The Boy With A New Head

The Boy With A New Head

Petero Byakatonda, a 13-year-old boy from a remote village in Uganda, suffers from a genetic disorder called Crouzon’s syndrome. The illness affects around one in 10,000 newborns and is normally treated within a few months of birth. But because of Petero’s isolation, he was diagnosed only recently, and it is incredible that he is still alive.

In Crouzon’s syndrome, the bones of the skull are fused together permanently so the head cannot expand normally as the brain grows. The brain is therefore forced to grow in the direction of least resistance. This, as leading craniofacial surgeon Dr Kenneth Salyer explains, can lead to constriction “to the point of herniation of the base of the brain, and death.” In altering the structure of Petero’s skull, Salyer and his team may be able to give the boy some self-confidence, restore his sight and save his life. But in order for Petero’s surgery to be successful, says Salyer, there is a “major need for him to be treated immediately.”

All his life, Petero’s misshapen head and bulging eyes have meant that he has been feared and tormented by other children in his village. “They used to bully me all the time,” he says. His mother, Dorothea, explains that kids used to throw stones at Petero every time he walked to the well. He was treated like a person at home but an animal everywhere else. Now, however, a Dallas-based surgical team offers hope.

Petero first came to the attention of Kenneth Salyer when a Ugandan social worker was visiting Petero’s village. She took a photograph of Petero and showed it to a doctor friend who then showed it to Salyer. Though he is based in America, Salyer was interested in Petero in his capacity as head of a charity called the World Craniofacial Foundation. With money donated by this foundation, Petero, having never left his village before, now finds himself leaving his family to travel across the world for a series of life-threatening operations.

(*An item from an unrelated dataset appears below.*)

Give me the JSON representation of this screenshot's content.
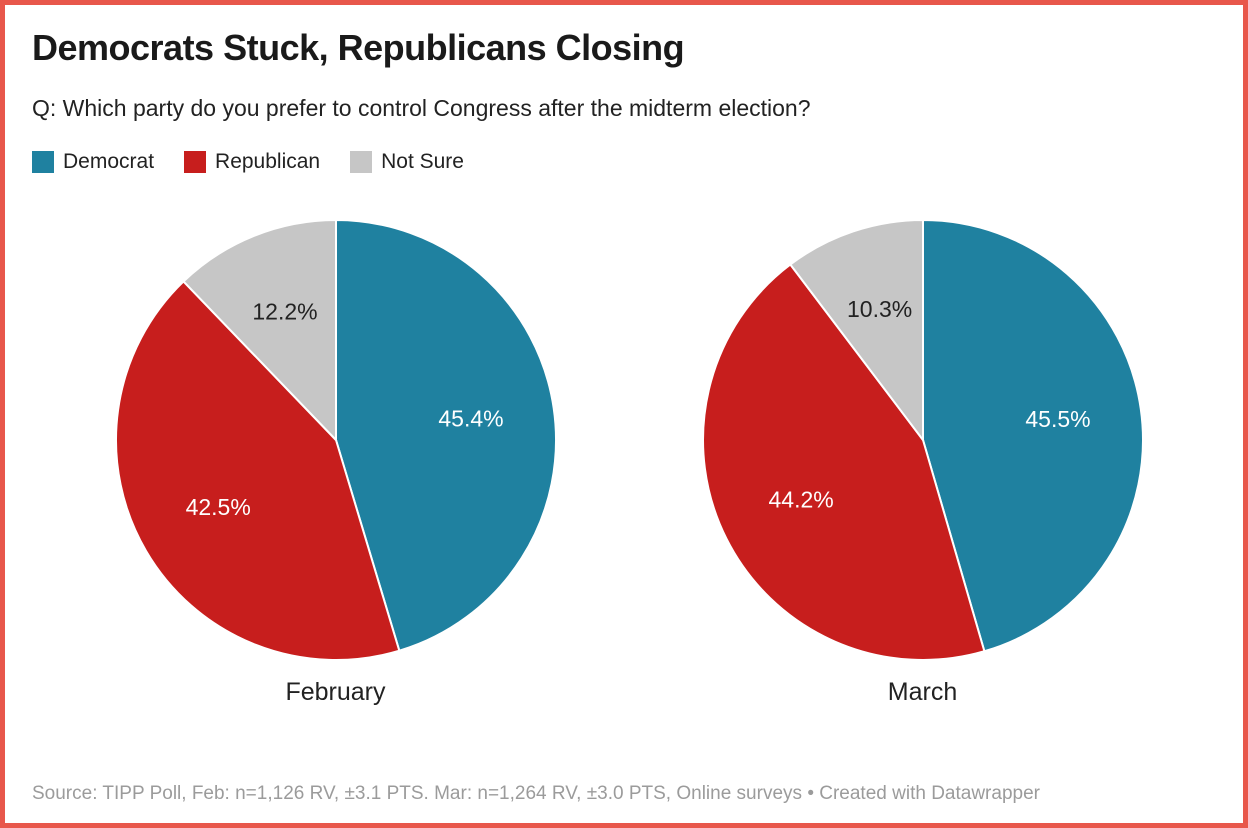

As he arrives in the US, Petero is fascinated by everything he sees. “There are so many lights,” he reflects as a taxi takes him and social worker Immaculate to the house that will be their home for the near future. “There is no darkness anywhere”. But it is not just an alien culture to which Petero must become accustomed – over the next seven months, he will spend a great deal of time in hospital as he undergoes a series of operations to completely rebuild his head.

After weeks of tests and medical examinations, Petero is deemed ready for surgery and is wheeled into the operating theatre, clutching his new toy phone. In this first operation, Salyer and his team will reconstruct the top of the skull and take the pressure off the brain and the optic nerve. The surgery is incredibly complex. As surgeons make an incision in Petero’s scalp, they discover a venous plexus – an abnormal collection of blood vessels – which increases the chances of bleeding. They must then peel the skin back over Petero’s face, before drilling a series of holes in his skull and moving his brain away from the bone. As they remove a large piece of skull, the pressure on Petero’s brain is eased and his sight is effectively saved. But now the hard work of restructuring the head and face begins.

Two months after his first operation, the change in Petero is hard to believe. His head now looks normal, but perhaps the most amazing transformation is in his personality. Whereas he used to be a shy, reclusive boy, ashamed to show his face in public, he is now playful, excited and outgoing. But with two more operations and many months of recovery yet to go, Petero still has a long journey ahead of him.